Gucci’s greatest asset has always been his absurd, carnivorous relationship with language. His best tracks are like watching an artist paint with the brush clutched between his toes. On OJ Da Juiceman’s “Make the Trap Say Aye,” he unfurls this garbled chain of sound: “I’m twerkin’ birds in so we workin’ / Packin’ a truck stop to train a back in / We big flip jug; we tote it off the forklift / The way my plug kick ya think he had a black belt.” He’s talking about cocaine trafficking, but then Springsteen was just talking about factory workers. Dope boys are hip-hop’s factory workers.

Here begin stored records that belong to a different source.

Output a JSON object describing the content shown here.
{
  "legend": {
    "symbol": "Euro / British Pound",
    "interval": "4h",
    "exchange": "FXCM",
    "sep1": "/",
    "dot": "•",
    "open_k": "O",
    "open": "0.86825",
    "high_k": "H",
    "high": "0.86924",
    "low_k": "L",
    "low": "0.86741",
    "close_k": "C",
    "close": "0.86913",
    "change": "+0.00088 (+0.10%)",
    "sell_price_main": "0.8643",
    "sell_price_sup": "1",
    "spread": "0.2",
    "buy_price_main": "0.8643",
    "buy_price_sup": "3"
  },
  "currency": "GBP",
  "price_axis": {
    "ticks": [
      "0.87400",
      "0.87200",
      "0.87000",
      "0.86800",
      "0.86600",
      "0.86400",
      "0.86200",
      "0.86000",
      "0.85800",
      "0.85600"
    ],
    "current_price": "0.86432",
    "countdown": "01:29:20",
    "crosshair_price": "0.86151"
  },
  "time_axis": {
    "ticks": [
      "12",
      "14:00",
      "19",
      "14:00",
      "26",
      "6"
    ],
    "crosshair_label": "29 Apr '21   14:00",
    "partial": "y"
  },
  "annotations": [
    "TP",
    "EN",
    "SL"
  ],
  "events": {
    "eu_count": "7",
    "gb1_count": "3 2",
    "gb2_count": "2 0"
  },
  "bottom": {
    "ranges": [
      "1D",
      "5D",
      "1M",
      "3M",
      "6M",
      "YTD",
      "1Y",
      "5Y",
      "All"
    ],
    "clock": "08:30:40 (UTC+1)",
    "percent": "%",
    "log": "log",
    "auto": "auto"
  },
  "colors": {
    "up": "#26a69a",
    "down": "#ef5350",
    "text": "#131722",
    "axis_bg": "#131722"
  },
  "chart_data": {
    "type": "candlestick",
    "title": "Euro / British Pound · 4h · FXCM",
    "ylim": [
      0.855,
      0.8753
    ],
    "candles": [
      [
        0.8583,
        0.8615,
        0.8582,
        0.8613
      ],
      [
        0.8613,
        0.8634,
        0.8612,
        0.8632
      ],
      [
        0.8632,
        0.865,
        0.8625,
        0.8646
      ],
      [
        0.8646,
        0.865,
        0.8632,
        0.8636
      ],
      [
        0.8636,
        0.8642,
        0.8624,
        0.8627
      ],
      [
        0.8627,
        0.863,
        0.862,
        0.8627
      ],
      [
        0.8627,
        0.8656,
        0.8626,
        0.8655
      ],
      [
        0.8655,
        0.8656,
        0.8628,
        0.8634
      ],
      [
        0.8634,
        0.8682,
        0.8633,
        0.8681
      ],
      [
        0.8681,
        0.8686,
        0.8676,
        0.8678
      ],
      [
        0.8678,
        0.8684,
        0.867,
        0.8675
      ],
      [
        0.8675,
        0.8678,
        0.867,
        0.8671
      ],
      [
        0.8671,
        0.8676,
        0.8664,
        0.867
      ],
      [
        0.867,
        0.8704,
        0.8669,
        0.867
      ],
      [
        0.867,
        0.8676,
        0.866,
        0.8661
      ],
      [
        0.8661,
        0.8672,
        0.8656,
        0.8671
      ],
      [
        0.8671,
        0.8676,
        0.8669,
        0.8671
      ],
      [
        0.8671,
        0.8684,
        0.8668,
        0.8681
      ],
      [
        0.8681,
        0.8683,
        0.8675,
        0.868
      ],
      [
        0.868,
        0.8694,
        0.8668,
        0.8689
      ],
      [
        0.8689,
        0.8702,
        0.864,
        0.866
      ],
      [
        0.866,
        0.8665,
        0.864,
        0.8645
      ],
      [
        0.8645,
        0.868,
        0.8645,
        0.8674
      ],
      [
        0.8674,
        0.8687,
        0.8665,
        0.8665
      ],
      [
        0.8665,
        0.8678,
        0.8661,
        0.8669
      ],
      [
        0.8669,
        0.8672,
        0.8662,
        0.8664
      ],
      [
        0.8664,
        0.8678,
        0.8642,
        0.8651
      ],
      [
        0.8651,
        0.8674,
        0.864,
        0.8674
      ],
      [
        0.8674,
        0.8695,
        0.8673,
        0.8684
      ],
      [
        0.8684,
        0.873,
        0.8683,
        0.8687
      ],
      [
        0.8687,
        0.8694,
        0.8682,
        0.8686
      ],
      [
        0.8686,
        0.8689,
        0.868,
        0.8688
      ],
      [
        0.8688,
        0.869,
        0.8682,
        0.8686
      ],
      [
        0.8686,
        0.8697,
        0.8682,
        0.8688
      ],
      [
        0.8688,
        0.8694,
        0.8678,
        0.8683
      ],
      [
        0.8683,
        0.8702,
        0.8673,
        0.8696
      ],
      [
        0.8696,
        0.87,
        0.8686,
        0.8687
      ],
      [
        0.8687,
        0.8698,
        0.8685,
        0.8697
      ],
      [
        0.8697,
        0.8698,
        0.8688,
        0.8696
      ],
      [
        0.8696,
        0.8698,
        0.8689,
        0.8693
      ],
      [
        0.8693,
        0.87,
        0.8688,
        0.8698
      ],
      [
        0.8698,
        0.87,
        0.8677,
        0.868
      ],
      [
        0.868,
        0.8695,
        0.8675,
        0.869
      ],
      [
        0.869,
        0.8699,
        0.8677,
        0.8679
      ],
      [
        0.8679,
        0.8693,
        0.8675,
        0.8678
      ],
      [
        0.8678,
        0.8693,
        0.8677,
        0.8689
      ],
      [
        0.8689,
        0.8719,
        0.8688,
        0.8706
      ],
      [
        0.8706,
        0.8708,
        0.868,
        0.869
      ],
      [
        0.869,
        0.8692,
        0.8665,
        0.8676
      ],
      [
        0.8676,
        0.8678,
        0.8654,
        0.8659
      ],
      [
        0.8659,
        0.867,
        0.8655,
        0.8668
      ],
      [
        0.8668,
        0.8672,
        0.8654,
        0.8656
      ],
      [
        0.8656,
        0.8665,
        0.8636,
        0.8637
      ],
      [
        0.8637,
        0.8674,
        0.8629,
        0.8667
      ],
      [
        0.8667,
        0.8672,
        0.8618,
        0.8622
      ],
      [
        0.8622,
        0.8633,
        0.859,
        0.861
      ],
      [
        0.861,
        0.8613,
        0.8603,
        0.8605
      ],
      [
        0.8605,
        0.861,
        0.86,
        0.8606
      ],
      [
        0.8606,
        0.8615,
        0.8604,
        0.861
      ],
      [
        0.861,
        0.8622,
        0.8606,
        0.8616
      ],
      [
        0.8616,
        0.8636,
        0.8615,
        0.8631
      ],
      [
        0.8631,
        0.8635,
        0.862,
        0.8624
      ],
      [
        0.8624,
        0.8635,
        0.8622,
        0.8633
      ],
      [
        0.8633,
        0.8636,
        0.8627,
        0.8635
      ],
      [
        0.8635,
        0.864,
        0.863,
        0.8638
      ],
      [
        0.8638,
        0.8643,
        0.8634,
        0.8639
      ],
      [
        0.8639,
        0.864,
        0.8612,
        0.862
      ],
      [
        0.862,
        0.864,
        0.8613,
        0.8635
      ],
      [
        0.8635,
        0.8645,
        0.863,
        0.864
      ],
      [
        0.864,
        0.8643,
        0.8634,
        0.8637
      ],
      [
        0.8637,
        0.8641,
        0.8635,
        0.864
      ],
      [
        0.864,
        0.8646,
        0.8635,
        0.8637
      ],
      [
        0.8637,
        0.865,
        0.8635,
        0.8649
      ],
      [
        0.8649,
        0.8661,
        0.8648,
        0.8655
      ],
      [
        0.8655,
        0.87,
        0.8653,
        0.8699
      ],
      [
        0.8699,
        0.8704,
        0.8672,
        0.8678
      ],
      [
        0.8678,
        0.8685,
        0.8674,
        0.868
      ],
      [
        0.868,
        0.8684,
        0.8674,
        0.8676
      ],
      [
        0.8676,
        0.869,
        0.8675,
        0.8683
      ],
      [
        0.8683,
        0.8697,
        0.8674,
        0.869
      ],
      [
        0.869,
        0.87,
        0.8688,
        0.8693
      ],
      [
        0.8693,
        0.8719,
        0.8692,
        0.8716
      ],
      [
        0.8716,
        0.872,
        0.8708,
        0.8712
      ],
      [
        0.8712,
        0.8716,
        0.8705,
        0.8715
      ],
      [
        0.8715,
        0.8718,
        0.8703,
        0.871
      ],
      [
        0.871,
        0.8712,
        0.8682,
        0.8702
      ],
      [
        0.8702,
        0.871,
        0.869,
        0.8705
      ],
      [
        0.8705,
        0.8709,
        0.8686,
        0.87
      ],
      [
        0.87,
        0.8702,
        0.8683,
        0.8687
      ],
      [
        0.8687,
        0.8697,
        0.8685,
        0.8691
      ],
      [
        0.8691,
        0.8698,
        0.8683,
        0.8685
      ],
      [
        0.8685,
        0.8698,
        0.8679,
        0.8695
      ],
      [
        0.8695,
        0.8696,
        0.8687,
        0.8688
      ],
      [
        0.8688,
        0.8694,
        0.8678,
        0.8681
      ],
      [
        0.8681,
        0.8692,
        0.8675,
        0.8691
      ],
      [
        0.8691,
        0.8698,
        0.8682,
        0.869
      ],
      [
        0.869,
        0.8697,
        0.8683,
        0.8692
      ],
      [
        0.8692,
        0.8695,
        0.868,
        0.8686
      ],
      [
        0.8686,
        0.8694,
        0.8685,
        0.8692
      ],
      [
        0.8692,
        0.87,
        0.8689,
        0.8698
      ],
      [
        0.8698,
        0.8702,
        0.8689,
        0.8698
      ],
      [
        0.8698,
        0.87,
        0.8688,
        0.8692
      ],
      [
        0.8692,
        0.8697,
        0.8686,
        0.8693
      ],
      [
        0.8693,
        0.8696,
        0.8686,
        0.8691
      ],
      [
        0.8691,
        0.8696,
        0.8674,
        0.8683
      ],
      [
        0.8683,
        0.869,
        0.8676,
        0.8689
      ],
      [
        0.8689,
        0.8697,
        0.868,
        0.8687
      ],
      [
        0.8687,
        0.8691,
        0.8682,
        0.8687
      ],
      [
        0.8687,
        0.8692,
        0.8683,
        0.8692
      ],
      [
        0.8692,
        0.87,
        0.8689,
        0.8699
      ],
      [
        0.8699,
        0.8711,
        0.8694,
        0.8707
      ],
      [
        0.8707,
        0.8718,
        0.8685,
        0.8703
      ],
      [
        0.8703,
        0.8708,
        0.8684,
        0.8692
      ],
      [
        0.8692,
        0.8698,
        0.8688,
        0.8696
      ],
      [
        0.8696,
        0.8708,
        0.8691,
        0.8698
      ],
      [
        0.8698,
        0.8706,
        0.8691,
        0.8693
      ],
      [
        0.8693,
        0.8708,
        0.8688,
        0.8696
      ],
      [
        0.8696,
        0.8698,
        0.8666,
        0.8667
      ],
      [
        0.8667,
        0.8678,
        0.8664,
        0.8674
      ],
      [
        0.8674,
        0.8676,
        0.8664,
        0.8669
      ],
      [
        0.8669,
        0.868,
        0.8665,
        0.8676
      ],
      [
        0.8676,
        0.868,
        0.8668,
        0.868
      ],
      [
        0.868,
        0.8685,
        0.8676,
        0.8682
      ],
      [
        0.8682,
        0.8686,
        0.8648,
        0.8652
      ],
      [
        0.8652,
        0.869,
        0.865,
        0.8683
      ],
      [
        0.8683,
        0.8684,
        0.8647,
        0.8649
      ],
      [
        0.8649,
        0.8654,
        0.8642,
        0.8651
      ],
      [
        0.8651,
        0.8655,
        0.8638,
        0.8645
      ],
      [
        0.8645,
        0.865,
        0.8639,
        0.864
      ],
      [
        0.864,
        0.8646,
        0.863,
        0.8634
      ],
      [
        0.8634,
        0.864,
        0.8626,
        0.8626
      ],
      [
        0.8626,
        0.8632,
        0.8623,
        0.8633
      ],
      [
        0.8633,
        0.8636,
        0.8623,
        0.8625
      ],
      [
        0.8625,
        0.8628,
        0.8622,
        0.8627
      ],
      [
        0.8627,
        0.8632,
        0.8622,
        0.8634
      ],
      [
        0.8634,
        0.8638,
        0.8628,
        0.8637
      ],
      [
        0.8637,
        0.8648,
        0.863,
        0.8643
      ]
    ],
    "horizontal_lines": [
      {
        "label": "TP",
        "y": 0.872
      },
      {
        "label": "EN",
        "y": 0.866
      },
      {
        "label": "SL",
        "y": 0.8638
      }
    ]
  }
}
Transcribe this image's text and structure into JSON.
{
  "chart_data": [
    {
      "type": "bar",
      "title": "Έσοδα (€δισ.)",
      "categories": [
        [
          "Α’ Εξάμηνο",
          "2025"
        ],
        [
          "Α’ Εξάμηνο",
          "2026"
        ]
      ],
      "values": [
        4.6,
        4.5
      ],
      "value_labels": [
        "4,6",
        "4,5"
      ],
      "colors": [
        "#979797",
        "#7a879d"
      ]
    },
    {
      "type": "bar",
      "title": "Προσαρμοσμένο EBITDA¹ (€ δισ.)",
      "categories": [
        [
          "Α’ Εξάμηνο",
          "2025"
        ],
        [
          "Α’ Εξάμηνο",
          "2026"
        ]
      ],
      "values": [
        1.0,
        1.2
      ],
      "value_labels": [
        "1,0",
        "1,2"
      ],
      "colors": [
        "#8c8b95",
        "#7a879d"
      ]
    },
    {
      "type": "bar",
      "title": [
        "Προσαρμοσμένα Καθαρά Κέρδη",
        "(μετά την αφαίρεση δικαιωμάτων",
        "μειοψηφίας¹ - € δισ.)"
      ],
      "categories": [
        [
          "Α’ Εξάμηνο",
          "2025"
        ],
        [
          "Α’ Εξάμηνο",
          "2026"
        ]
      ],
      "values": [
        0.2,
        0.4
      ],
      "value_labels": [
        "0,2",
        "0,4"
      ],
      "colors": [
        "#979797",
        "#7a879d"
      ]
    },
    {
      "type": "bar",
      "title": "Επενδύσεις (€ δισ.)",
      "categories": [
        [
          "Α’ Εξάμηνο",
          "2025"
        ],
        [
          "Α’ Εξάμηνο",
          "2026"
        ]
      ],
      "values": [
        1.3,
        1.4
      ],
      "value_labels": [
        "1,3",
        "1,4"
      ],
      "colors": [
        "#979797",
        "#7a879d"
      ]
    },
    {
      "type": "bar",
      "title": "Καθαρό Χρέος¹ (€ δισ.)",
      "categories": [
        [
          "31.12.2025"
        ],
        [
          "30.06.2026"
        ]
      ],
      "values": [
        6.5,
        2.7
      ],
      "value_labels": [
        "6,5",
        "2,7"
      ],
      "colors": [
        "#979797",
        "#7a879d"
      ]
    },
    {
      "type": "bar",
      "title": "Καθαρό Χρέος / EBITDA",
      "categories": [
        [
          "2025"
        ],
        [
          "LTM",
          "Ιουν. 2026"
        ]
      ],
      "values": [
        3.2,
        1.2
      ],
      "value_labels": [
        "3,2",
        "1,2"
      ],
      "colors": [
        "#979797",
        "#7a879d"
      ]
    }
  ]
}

So, Gucci Mane takes genre tropes with which rap fans are comfortable, even bored, and haphazardly reassembles them. He builds familiar structures out of LEGOs, but instead of snapping blocks together, he melts and distorts the blocks and builds a skyscraper out of irregular hexagons. He does this like it’s the most normal thing in the world.

I remember a specific episode of MTV Cribs in which Lil Wayne was showing off a chain that featured a gigantic, iced-out New Orleans Hornets logo. It was a mesmerizingly stupid piece of jewelry. The hip-hop universe is littered with these ugly, luminescent things: Gucci himself has a Bart Simpson chain; Rick Ross frequently wears one modeled after his own face; even a talentless moron like Plies has a diamond-encrusted pendant shaped like a skimask-clad goon. If you have ever attended a rap show, you have also realized these sparkly status symbols are sort of hypnotic. In the correct lighting, one has a small epiphany: the guy on stage is wearing a $300k magnet around his neck, and it is very, very shiny.

Gucci Mane doesn’t just drape these expensive ornaments over his clothes, he embodies them on a metaphysical level. He is the personification of one of hip-hop’s emblems—the Rapper’s Gaudy Chain made skin, ink, muscles, and flow. He is at once disgusting, troublesome, and brilliant. And sometimes just one of those things. One of Gucci’s stickier hooks—from chain anthem “Excuse Me”—is an incantation that begins with facetious apology: “Please pardon me, please pardon me / I’m sorry I’m so sparkly.” It’s chain talk, and, by extension, Gucci talk. The grossest, shiniest talk.